Bare Island is connected by a footbridge to the suburb of La Perouse. The historic military fort and tunnels can only be visited by guided tour. The waters around the island are popular with scuba divers.
The island was featured in Mission: Impossible II and East West 101.
Bare Island was part of the traditional land of the Gweagal and Kameygal Aboriginal tribes. In 1770, it was described as âa small bare islandâ by early explorer, Lieutenant James Cook.
In 1877 it was decided that a fort was to be built on the island. Botany Bay was considered the back door into Sydney, thus making the city vulnerable to a seaborne attack. The construction of a fort on the island would reduce the odds of an attack from this entry point. Plans for the construction of a fort were drawn up by the Colonial Architects Department and tenders in 1880. Government tender for construction was awarded to John McLeod and Co, who also built the Georges Head and Middle Head fortifications. Construction of Bare Island fort was completed in 1885 at a cost of 34,000 pounds. Work inside the fort began in 1889. The Bare Island Fort was designed by Colonel Scratchley, the plans were prepared by Mr Morell, CE and supervised by James Barnet (1827-1904).

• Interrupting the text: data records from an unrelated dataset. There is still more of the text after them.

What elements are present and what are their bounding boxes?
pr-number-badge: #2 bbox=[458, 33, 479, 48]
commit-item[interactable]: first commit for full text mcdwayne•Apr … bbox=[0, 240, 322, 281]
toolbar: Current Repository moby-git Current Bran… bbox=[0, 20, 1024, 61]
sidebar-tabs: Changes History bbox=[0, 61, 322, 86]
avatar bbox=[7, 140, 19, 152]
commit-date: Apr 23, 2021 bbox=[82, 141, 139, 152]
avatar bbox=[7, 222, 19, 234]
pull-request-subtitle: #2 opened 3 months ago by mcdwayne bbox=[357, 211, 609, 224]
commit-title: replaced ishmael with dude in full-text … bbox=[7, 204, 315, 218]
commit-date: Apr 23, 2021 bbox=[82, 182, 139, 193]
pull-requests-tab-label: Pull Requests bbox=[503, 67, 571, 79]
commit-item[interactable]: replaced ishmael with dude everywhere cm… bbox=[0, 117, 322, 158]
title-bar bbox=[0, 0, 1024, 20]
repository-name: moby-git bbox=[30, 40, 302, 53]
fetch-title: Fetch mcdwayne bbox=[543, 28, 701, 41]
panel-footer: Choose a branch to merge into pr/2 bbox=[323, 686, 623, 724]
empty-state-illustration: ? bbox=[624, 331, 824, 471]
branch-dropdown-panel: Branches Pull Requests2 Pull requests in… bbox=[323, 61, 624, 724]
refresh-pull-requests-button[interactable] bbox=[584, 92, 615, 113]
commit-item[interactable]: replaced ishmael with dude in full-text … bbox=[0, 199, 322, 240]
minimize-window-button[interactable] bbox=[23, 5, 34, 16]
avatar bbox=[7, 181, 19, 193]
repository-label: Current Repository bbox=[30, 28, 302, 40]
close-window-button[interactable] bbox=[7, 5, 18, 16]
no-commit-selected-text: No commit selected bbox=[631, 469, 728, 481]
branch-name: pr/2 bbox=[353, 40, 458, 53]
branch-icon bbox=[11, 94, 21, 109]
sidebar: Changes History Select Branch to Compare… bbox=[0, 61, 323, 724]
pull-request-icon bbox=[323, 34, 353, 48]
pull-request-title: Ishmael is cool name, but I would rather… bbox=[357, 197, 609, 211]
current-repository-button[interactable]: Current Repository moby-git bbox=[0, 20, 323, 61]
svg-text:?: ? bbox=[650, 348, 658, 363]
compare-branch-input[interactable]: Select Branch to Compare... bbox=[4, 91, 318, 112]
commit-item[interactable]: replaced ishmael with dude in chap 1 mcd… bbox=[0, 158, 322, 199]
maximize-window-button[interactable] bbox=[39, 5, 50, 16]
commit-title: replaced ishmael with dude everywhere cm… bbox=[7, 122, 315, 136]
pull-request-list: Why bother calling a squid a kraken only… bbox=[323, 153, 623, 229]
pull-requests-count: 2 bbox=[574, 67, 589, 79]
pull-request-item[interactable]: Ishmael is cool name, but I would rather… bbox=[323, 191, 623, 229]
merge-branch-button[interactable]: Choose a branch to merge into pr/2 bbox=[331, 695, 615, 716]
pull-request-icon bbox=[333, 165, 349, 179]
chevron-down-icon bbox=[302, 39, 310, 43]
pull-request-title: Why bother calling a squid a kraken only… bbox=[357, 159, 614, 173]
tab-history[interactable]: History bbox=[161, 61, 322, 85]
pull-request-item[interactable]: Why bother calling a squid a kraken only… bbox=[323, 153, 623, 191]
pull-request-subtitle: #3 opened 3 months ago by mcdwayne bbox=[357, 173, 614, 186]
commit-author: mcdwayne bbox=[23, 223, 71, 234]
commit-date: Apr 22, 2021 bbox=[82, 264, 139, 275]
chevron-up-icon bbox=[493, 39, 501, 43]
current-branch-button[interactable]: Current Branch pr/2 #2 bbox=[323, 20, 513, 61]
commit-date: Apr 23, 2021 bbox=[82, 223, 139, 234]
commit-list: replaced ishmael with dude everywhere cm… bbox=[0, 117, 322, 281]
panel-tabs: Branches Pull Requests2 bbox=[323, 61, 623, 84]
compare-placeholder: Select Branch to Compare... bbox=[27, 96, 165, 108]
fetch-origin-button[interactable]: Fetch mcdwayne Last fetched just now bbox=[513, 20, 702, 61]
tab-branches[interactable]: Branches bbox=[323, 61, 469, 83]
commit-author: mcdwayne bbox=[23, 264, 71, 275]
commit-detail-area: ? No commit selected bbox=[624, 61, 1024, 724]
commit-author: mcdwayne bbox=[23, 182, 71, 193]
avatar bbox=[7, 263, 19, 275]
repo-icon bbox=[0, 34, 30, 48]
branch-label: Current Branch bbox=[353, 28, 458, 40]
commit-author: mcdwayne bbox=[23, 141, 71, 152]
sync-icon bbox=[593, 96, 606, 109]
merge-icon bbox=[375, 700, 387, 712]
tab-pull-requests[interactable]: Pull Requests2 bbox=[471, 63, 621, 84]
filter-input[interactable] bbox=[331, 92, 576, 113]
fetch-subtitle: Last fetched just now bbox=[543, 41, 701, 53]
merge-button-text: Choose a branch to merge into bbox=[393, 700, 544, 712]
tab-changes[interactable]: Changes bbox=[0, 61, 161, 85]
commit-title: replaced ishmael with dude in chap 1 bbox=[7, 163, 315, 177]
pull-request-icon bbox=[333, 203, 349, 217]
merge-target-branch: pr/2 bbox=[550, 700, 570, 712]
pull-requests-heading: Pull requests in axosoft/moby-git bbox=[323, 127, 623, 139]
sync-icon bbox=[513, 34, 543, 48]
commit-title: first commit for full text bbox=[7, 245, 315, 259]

In 1890 a Royal Commission found that construction of the fort was faulty due to the use of an inferior grade of concrete. The whole project started to crumble before it was completed. The Royal Commission was very critical of the material used and were reluctant to refer to the material as concrete. The two clerks who were responsible for the operation, Henry Purkis and Edwin Colley, were found to be neglectful in their duties of inspecting the site. The contractor responsible was asked to repay some of the money that was paid out to him. He was also banned from any other government contracts. The Colonial Architect Mr James Barnet who is more widely known for designing many of the beautiful sandstone buildings in Sydney was eventually blamed for failing to oversee the project and to limit the amount of extra funds paid out to the contractor. This led to his resignation in disgrace from government office.
Though bristling with guns, the fort was soon made redundant by advancing technology. By 1902 Bare Island was decommissioned and ceased to exist as a military fortification, with only a handful of military personnel manning the fort. In 1912, Bare Island became a retirement home for war veterans from the Crimea, Sudan and China campaigns. It continued to operate as a retirement home until 1963, after this the Randwick District Historical Society became caretakers of the island. In 1967 it was passed onto the New South Wales Parks and Wildlife Service for use as a museum and tourist attraction. The Bare Island fort has now been declared an historical site.
Bare Island is the most popular scuba diving site in New South Wales. On a sunny summer Sunday there can be as many as 200 divers here during the day. It is a common diver training location and also very popular for snorkeling.
The reefs that stretch around the island and out to the south and west are home to some of Australia's most colourful marine animals. Things to be seen including big belly sea horses, sea dragons, pygmy pipehorses, red Indianfish and all the usual fish seen around Sydney. People have also seen seals and grey nurse sharks at times and in late winter Port Jackson sharks are very common.